The coronavirus has become the focus of an internal battle within Iran between the government of President Hassan Rouhani and the Revolutionary Guard controlled by Ayatollah Khamenei. Rouhani reportedly wants to do more to slow the spread of the virus while Khamenei and the Guard have decided they want to save face by downplaying the real numbers and claiming Iran is doing well.
“[The Supreme Leader Ali] Khamenei and the Revolutionary Guard have been downplaying the extent of the COVID problem since the initial outbreak hit their guys hard in Qom at the start of the outbreak,” said a regional intelligence official in the Middle East who does not have permission to speak about a top military rival…
“Any of the numbers the Iranians have put out since late April are considered extremely suspect because we have indications that the Revolutionary Guard — which means this comes from Khamenei’s office directly — are not reporting cases from its health and military infrastructure and possibly intimidating reporting from other areas as well because the leadership has decided this is a national security issue, where too many cases will make Iran look inept and weak in the face of American pressure,” one source told Insider.
So what are the real numbers that Iran is trying to hide? Wednesday the Associated Press published a story about the regime’s efforts to hide the real coronavirus numbers. The AP cited a report connected to Iran’s parliament which suggests the real numbers of cases could be 10 times the official count:
Official government figures show that around 100,000 people were infected by the virus and around 6,500 have died. But a report by the research arm of Iran’s parliament said the number of cases could be eight to 10 times higher, making it among the hardest hit countries in the world. The report said the number of deaths could be 80 percent higher than officials numbers from the Health Ministry, about 11,700.
The clamp down on the real numbers came directly from the Revolutionary Guard:
The feared paramilitary Revolutionary Guard kept health facilities under tight control and medical statistics were treated as top secret, the medical staffers said.
Death certificates were not recording the coronavirus as the cause of deaths — either because not all severe cases were tested or just for the sake of keeping the numbers down. Thousands of unaccounted deaths were attributed to secondary causes like “heart attack” or “respiratory distress.”

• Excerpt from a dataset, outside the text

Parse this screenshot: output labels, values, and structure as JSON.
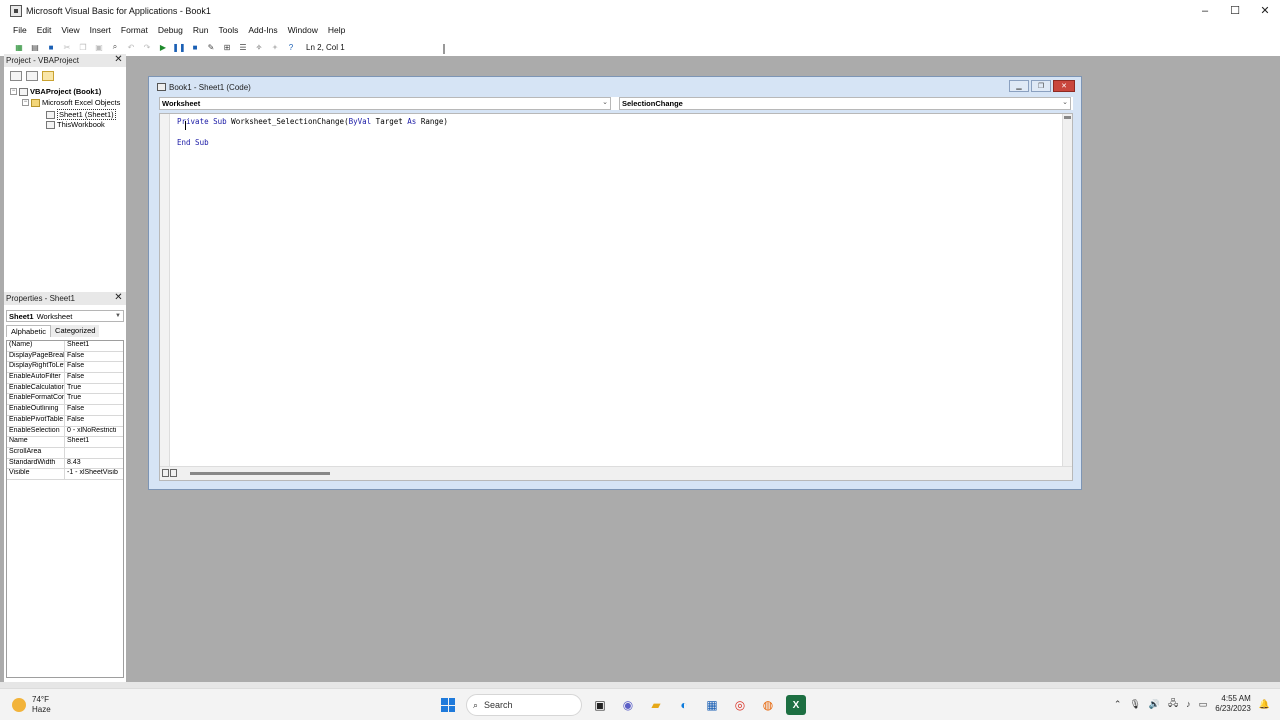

And a doctor in Tehran said the Health Ministry gave orders not to refer critical cases to hospitals to be tested for the virus — to keep the numbers low, she said…
A nurse at Shafa Hospital in the provincial capital of Rasht said ventilators were removed from dying patients to let others live.
“Death certificates were written before they died,” the nurse said with a hoarse voice. On the death certificates, the doctor scribbled, “heart attack” or “respiratory distress” as a cause of death.
But Business Insider reports that Rouhani is trying to regain some control because of the series of unrelated failures which have put the Guard in a terrible light. The first was the shooting down of a Ukrianian passenger jet full of Iranian citizens. More recently, a military test of a ship-to-ship missile resulted in the death of 19 Iranian sailors when their ship was struck by accident instead of the intended target.
“They have refused to say if the missile test last Sunday was the IRGC or the proper Iranian Navy, but it’s assumed that a high-profile test of a high tech weapon system in plain view of all their enemies in the Gulf would have only been a Revolutionary Guard production. But the incident as well as the tragedy in January with the airliner has given Rouhani a legitimate claim that the Guard is failing at both its international responsibilities with these failures as well as poorly responding to COVID,” said the regional intelligence source.
Finally, even the official numbers aren’t trending the way Iran wants them to.
Iran on Friday reported its highest number of new coronavirus infections in more than a month as it warned of clusters hitting new regions.
Health Ministry spokesman Kianoush Jahanpour said 2,102 new cases were confirmed across the country in the past 24 hours, bringing the overall total to 116,635.
That’s the highest single day total of new cases since early April.